Zufällig griff ich nach der Neuauflage eines Romans von Vicki Baum, einer Autorin, an die man sich heute kaum mehr erinnert. Weltberühmt wurde sie 1929 mit ihrem elften Buch Menschen im Hotel, das ein Berliner Grand Hotel ins Zentrum des Geschehens stellte. Der Bestseller wurde ins Englische übersetzt und verfilmt, Greta Garbo spielte die weibliche Hauptrolle.

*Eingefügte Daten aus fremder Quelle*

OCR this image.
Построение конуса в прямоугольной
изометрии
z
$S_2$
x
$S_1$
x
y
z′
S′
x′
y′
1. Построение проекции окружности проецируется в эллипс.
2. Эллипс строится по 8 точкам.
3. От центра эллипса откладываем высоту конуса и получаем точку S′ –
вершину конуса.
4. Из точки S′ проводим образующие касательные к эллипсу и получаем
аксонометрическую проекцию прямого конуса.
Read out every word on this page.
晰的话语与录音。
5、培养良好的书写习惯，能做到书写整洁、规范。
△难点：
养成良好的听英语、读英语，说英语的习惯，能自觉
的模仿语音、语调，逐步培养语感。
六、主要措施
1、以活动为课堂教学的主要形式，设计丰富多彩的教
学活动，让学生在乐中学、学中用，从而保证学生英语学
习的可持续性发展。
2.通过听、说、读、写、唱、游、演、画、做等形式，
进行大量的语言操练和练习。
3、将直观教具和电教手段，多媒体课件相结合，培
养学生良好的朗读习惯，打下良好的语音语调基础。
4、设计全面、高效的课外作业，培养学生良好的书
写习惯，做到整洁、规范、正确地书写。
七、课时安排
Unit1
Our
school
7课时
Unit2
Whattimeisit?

Dann wurde es politisch komplizierter in Berlin, wohin die geborene Wienerin gezogen war, beim Ullstein-Verlag arbeitete, Geschichten und Artikel für das damalige Trendmagazin Die Dame schrieb, eine Villa im Grunewald bewohnte. Sie boxte, steuerte einen schicken Wagen, erfüllte das Rollenbild der Neuen Frau. Aber Jüdin war sie auch. So orientierte sie sich früh genug in Richtung USA, wo bereits Verbindungen zum Filmgeschäft bestanden. Baum wanderte aus, verwandelte sich auch äußerlich in eine Amerikanerin, so wie es sich gehörte, lebte in Hollywood, verfasste weiter Romane, widmete sich aber auch als eine der wenigen Frauen im Filmbusiness dem Schreiben von Drehbüchern. Sie hatte schließlich einen Mann und zwei Söhne zu versorgen.
Als ich in den USA lebte, beschäftigte ich mich mit der Rolle von europäischen Geflüchteten in Hollywood und suchte in Archiven nach Material. In Baums Briefen an Freunde und Kolleginnen wird deutlich, wie sich auch ihre sprachliche Assimilation vollzog. Vom anfänglichen Deutsch beginnt sie englische Redensarten in ihre Briefe zu mischen, bis sie schließlich nur mehr auf Englisch formuliert.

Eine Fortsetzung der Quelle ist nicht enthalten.